В закусочную быстро вошла, даже влетела дородная женщина.

— Так вот ты где, — накинулась она на мужика. — Нет чтобы с получкой домой идти, как делают порядочные люди, ты по закусочным шатаешься. Что, опять за свободу пили?

И она окинула присутствующих суровым взглядом.

— Сколько получки получил?

— Две, — несмело ответил мужичок, вжав голову в плечи.

— Давай быстрей домой. Я тебе там покажу свободу.

Она схватила у него с колен кепку и замахнулась ею на него. Потом громко сказала:

— Вы, ребятки, уж извините меня, у дочери Светки выпускной бал в школе, деньги нам очень нужны ей на платье. Кто пил за свободу, прошу вернуть деньги.

Она пошла с кепкой по столикам. В кепку полетели червонцы, полсотенные и даже сотенные.

Когда деньги были собраны и они ушли, буфетчица сказала присутствующим:

— Это у них отработанный номер, и не подкопаешься к ним. Никогда в убытке не бывают, всегда уходят с прибылью.

 

ХУДОЖНИК

 

Женщина средних лет вела под руку мужчину. Он белой палочкой ощупывал дорогу.

— Перед нами три ступеньки, — предупредила она.

Они вошли в городскую баню, купили в кассе билеты, и она повела его в женское моечное отделение. Когда они вошли в зал, где стоят шкафы для одежды, раздались громкие, тревожные, недовольные голоса голых женщин.

— Ты что это его сюда притащила? — прозвучал чей-то звонкий голос.

— А куда мне его, незрячего, прикажете вести?

— В мужское отделение веди.

— Никто меня там не ждет, там меня раздетую сразу на смех поднимут, а он же незрячий, ему помогать надо, а то ошпарится кипятком.

Женщины окружили их. Из моечного отделения вышла дородная женщина весом килограммов сто двадцать, с крутыми, как у борца, плечами и двумя складками на животе. Переваливаясь с боку на бок, подошла к незрячему. Ознакомившись с ситуацией и оценив обстановку, повелительным голосом прогремела:

— Девчонки, убогим надо помогать. Господь велит.
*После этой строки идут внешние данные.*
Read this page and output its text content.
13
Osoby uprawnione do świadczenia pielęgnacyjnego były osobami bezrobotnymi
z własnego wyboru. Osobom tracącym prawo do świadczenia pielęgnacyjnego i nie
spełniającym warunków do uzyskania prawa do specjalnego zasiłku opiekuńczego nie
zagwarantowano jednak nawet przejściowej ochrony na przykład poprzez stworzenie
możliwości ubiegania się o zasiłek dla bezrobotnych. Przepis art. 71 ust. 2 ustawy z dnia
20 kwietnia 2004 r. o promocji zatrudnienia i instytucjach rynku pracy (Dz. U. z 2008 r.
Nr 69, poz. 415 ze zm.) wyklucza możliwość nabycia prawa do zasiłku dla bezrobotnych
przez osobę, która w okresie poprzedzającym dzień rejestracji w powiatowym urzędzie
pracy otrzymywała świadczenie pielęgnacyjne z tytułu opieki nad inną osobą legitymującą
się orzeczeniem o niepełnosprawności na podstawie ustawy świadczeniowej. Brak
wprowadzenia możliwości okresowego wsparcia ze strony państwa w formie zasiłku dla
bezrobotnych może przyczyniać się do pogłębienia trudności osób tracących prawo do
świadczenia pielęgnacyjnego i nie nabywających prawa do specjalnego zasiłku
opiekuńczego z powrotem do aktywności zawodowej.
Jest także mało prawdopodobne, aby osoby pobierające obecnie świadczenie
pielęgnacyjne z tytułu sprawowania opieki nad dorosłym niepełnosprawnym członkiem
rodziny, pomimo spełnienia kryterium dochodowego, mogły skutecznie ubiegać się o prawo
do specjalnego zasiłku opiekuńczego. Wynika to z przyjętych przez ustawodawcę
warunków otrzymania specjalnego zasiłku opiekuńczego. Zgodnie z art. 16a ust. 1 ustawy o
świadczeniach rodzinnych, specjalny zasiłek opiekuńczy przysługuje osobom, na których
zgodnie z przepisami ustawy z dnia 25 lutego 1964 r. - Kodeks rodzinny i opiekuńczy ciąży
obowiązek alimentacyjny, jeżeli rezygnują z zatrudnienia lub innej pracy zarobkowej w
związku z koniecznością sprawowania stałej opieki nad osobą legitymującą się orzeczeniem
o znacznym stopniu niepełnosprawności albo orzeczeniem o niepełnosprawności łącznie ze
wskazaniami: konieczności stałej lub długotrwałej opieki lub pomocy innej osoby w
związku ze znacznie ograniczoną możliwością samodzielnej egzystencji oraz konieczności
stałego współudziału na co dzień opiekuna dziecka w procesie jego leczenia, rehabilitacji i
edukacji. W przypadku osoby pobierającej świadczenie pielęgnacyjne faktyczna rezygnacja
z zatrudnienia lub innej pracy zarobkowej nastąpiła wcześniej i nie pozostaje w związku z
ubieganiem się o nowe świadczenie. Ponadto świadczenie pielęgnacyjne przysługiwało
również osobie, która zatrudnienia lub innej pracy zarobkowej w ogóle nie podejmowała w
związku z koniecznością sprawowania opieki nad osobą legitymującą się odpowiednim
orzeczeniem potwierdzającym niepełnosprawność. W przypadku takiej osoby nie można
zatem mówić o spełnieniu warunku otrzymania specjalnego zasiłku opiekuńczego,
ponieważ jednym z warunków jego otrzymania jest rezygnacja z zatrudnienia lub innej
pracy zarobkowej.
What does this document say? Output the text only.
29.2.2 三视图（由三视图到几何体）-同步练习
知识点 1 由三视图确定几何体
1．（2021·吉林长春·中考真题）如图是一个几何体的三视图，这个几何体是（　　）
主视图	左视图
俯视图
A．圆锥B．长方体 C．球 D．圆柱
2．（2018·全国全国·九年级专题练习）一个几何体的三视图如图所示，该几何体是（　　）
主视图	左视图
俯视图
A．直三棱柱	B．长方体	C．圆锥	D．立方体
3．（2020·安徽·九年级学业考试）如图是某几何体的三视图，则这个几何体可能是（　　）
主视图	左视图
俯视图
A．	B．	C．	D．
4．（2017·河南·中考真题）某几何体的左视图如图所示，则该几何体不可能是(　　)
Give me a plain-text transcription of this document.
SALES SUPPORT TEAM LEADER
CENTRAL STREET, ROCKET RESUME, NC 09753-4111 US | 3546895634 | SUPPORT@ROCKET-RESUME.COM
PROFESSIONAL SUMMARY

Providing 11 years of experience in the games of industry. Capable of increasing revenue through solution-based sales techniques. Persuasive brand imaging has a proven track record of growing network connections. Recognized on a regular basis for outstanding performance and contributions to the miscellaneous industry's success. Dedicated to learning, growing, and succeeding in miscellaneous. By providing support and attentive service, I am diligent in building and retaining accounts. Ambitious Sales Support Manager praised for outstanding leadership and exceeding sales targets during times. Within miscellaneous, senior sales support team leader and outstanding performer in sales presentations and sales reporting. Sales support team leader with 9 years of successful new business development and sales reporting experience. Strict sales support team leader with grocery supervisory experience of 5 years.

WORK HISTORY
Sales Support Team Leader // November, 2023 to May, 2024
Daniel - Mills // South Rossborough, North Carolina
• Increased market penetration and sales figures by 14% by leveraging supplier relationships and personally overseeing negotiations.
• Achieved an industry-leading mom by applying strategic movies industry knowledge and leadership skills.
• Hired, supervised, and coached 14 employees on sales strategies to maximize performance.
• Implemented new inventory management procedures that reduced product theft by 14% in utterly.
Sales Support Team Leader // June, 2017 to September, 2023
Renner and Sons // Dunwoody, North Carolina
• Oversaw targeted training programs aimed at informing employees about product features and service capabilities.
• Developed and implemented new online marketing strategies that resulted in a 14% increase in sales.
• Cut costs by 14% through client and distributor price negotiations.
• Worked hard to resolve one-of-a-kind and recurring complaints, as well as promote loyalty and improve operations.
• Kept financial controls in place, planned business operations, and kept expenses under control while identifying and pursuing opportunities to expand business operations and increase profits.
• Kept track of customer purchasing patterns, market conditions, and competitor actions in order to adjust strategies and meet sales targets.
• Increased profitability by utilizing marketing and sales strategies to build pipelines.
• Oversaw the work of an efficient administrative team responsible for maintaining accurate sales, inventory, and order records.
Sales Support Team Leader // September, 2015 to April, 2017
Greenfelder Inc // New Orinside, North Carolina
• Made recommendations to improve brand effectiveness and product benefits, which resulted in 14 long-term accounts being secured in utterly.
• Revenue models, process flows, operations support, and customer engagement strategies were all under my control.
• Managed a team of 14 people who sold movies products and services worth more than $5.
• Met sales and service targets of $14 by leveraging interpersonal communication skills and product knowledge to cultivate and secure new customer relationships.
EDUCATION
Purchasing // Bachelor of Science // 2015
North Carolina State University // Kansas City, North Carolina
— Он, может, не убогий, — прошептала молоденькая девушка, прикрывая груди руками.

— Был бы зрячий, с такими ногтями на ногах не ходил. Не ногти, а лыжи, — сказала дородная.

Все посмотрели на его ногти на ногах, загнувшиеся вниз.

— Как звать тебя? — спросила его дородная.

— Федором.

— А я Домна Поликарповна. Давай, Федор, распаривай ногти, я тебе их остригу. Маргарита, у тебя ножницы найдутся? — спросила у банщицы, подтиравшей «лентяйкой» пол.

— Есть, есть, — ответила та.

— Матвеевна, ты раньше массажисткой работала, — сказала низенькой старушке. — Массаж ему по полной программе организуй. А ты, Федоровна, ему спинку потри, да получше, а то говорила, десять лет к мужскому телу рука не прикасалась.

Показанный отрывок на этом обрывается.